Brown Library and Student Activities have partnered once again to hold a book giveaway of the featured Roanoke Valley Reads selection. Roanoke Valley Reads is a community-wide reading experience that brings people together, promotes tolerance and understanding of differing points of view, and emphasizes the importance of literacy.

Local Book Featured in People Magazine

Mister Owita’s Guide to Gardening by local author, Carol Wall, is featured in the “Books” review section of the March 10th issue of People Magazine. The review calls the book “a profoundly moving memoir that tells the story of an unexpected friendship and the rewards of reaping what we sow.

Two copies of this popular new book are available on the top floor of Brown Library. See a library staff member at the Circulation Desk, and check out this featured selection for a 2 week period.

Come to Brown Library and “Get your READ on!”

Popular Local Book on Reserve at Brown Library

Brown Library has two copies of the popular new book, Mister Owita’s Guide to Gardening: How I Learned the Unexpected Joy of a Green Thumb and an Open Heart by local author and retired Roanoke Catholic English teacher, Carol Wall. The book, recently featured in the Roanoke Times, tells the story of Wall’s unlikely friendship with Kenyan immigrant, Giles Owita, who has a Doctorate in Horticulture from Virginia Tech. Go to the Circulation Desk on the top floor of Brown Library to check out this book for two weeks.

The library also has a large collection of beautiful and informative horticulture and gardening resources to support the college’s Horticulture programs and to appeal to gardening enthusiasts. Just a few of the available titles are listed below:

Books in Print

  • Flora of Virginia by Alan S. Weakley, J. Christopher Ludwig, and John F. Townsend
  • The Nature-Friendly Garden: Creating a Backyard Haven for Plants, Wildlife, and People by Marlene A. Condon
  • Flowers A to Z: Buying, Growing, Cutting, Arranging by Cecelia Heffernan
  • Sustainable Horticulture: Today and Tomorrow by Raymond P. Poincelot

Audiobooks

  • The Botany of Desire: A Plant’s-Eye View of the World by Michael Pollan
  • Farm City: The Education of an Urban Farmer by Novella Carpenter

Magazines and Journals in Print

  • Fine Gardening
  • Garden Design
  • Horticulture: Magazine of American Gardening
  • Mother Earth News: The Original Guide to Living Wisely

Come to Brown Library and “Get your READ on!”

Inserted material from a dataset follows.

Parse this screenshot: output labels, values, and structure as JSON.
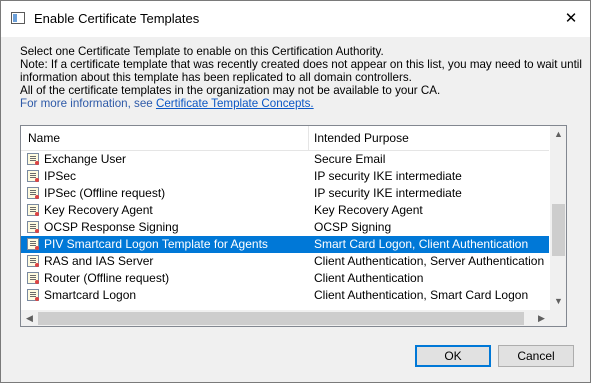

New Shakespeare Portraits Found? A Tale of Two Sources.

Shakespeare 2

Courtesy flickr user Drew Maughan – Creative Commons -Attribution-NonCommercial-ShareAlike 2.0 Generic

We love it when an announcement is made that a new portrait of Shakespeare is discovered. These stories are popular because everyone wants to see what the author of “Hamlet” and “Romeo and Juliet” looked like. The problem is that there is no definitive portrait out there. Every portrait must endure incredible scrutiny from scientists and scholars and, no matter the results, the experts will fall into one of three camps: yes, no, and maybe.

Compare two stories about recent discoveries of Shakespeare portraits. One is from Discovery News titled “Two New Portraits of Shakespeare Found” by Rozella Lorenzi, posted 12 February 2014. It’s the online news arm of the television folks who bring you Animal Planet and the Discovery Channel. Think about these questions based on the short article. Are there other portraits with competing claims of authenticity? The one scholar mentioned in the article is in the yes camp. Are there others who are in the “no” or “maybe” camp? Is it possible these portraits are not authentic? Who is the author?

A second article is from Science Daily, titled “Lifetime Portrait of Shakespeare Discovered?” based on material from the Shakespeare Birthplace Trust, posted March 10, 2009. Think about these two articles. What differences do you notice in how the information is presented? See Science Daily’s About Section on the page (scroll to the bottom). Which is a more reliable source of information: Science Daily or Discovery News?

Both articles make for interesting reading for the general public. But, as a college student, you have to carefully consider the sources you use in your work and don’t be afraid to question what you read.